Confinement. Le mot de 2020. Quel mot ennuyeux. Si on enlève le « con » de confinement, on obtient « finement ». La finesse. Prenez un petit moment pour apprécier ce mot. Il est si beau ! Il coule parfaitement sur la langue et sort de la bouche comme une douce brise d’été. La finesse des choses, voilà sans doute ce que je tire de cette période de ma vie.

En discutant au téléphone avec Manon, jeune femme hyper sympa qui m’a proposé d’écrire un article au sujet de la situation présente, j’étais très enthousiaste à l’idée de m’exprimer par l’écriture, moi qui depuis des années avais troqué mes pousse-mines pour des pinceaux.
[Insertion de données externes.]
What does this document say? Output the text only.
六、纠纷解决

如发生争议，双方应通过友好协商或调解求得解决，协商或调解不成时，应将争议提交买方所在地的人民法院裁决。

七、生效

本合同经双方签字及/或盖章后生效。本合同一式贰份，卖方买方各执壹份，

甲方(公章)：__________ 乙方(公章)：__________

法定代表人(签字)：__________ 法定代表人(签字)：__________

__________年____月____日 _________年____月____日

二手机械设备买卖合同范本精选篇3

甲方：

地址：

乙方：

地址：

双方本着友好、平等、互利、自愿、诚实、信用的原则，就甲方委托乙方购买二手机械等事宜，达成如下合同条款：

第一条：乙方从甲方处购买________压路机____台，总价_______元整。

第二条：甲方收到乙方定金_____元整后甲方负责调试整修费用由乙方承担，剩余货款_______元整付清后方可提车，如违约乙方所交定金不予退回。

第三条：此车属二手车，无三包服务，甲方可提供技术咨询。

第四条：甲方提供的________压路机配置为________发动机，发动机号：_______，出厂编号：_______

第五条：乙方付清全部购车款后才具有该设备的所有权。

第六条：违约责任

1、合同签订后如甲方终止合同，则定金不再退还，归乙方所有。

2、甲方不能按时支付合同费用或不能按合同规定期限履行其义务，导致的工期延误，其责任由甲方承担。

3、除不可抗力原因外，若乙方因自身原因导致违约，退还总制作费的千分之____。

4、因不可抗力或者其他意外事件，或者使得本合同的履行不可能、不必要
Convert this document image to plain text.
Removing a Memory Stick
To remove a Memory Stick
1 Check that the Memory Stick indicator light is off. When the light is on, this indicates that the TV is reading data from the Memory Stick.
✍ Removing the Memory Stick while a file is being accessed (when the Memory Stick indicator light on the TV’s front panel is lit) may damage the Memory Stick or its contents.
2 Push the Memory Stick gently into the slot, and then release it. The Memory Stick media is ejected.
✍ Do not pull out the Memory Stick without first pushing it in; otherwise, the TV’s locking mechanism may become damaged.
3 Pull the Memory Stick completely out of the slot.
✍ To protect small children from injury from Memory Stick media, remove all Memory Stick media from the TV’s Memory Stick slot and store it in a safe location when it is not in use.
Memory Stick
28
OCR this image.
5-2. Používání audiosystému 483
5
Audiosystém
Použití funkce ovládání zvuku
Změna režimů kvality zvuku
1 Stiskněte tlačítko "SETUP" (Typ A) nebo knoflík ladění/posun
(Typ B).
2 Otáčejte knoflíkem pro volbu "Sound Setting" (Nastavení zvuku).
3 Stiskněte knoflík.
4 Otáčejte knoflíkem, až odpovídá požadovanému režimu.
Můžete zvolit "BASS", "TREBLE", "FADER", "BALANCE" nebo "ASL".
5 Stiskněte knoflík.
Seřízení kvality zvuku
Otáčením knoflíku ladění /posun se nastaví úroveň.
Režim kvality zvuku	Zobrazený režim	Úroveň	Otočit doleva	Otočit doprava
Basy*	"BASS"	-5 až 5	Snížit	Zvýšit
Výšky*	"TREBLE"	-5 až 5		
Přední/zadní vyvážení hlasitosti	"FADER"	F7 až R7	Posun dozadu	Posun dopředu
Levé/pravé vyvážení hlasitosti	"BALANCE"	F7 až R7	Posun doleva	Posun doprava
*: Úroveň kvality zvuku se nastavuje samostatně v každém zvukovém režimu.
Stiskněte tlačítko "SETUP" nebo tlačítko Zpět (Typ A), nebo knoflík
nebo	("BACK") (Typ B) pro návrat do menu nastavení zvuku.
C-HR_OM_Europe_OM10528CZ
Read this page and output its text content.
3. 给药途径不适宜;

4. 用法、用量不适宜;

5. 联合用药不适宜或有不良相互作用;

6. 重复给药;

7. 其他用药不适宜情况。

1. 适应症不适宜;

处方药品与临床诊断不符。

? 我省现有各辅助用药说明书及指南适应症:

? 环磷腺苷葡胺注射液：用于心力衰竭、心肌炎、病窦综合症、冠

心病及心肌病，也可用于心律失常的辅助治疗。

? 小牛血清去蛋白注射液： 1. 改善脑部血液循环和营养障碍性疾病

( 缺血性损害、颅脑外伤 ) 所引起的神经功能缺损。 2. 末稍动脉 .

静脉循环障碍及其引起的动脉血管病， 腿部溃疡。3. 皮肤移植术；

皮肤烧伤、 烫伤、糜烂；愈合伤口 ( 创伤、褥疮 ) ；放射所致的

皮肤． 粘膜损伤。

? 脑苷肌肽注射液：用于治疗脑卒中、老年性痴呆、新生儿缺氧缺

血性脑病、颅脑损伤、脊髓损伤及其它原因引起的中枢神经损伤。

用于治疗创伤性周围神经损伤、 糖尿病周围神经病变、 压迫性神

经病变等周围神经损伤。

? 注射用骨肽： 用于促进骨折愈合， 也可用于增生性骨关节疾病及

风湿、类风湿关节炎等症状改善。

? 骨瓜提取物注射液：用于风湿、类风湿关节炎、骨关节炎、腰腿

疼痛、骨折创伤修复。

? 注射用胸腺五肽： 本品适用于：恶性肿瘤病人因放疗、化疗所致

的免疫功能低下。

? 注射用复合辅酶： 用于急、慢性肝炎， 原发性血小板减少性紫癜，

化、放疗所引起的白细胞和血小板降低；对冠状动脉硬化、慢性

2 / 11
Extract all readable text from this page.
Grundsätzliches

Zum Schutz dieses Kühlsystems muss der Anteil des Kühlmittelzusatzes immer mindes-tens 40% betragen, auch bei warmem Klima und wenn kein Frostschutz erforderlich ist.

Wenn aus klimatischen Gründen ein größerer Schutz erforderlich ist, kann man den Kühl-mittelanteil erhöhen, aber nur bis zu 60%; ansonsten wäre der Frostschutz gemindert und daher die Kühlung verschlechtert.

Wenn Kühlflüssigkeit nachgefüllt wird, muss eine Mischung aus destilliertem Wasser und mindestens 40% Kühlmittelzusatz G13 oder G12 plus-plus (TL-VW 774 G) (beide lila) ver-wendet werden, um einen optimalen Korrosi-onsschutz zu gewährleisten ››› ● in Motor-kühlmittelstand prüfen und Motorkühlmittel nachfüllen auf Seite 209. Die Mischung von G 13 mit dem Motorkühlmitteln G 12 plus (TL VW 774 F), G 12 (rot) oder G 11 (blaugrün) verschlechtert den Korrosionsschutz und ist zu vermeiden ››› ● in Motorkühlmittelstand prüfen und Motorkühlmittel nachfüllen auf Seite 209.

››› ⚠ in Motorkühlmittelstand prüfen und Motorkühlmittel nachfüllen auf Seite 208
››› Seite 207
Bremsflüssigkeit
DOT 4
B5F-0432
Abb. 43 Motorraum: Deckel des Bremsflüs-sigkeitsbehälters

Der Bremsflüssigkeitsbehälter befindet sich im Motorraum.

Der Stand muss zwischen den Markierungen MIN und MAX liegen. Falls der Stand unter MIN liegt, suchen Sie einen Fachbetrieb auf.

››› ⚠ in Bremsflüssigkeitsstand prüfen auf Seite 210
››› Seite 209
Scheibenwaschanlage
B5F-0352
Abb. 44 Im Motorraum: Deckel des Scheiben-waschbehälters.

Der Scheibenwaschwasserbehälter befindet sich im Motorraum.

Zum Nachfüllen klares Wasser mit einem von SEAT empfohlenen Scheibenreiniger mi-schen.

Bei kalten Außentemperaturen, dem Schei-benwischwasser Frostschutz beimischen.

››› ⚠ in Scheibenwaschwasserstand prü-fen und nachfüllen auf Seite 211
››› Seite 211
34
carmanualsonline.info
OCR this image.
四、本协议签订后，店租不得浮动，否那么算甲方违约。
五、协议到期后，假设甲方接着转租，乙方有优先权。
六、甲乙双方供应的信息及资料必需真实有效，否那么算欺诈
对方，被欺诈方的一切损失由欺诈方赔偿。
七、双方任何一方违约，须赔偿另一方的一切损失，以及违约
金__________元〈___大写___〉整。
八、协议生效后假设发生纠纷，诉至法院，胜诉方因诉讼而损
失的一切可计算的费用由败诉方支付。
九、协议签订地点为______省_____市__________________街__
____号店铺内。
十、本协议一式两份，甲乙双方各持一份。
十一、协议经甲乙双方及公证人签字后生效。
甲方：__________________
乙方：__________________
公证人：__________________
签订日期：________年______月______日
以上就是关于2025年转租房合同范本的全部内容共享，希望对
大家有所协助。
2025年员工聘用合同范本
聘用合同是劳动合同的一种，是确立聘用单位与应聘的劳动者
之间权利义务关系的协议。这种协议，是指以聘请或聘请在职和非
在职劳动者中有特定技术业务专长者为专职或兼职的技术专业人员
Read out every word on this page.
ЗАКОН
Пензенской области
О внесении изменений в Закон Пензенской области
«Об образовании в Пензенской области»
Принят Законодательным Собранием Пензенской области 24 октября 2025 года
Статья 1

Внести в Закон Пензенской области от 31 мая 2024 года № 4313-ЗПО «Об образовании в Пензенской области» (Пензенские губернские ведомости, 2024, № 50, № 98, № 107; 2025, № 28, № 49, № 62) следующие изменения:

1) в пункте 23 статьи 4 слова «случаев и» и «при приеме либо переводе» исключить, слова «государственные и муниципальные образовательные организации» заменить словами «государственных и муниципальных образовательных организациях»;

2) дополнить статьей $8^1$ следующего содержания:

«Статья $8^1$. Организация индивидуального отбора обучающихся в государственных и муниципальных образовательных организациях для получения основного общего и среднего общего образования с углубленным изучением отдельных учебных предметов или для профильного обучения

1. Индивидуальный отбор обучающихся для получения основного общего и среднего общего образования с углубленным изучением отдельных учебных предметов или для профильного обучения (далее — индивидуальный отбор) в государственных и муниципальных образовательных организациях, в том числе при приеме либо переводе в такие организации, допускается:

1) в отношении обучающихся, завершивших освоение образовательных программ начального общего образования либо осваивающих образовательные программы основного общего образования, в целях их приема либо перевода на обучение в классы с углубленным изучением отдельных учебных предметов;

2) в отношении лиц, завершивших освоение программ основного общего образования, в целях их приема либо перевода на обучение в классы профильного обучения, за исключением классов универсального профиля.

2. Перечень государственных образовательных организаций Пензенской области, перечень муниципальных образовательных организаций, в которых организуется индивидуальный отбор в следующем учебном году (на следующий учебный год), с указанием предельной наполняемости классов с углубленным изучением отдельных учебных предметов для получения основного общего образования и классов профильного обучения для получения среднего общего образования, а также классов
Il faut savoir qu’en deuxième année du primaire, quand ma professeure de français m’avait demandé quel métier je souhaitais exercer plus tard, je lui avais répondu sans hésitation aucune que j’allais devenir écrivaine. La chose que je ne savais pas à cet âge, c’est que j’allais trouver un moyen de raconter des histoires en dehors des mots.

C’est pourquoi en ce moment même où j’écris cet article, je vois mes doigts défiler sur le clavier, j’entends les sons répétitifs qui font comme une chanson dans ma tête, une chanson mécanique, et je me sens comme une intruse qui entre dans un temple sacré. Pour moi, les mots sont étranges, ils sont des images, les chiffres ont des couleurs et les jours des émotions.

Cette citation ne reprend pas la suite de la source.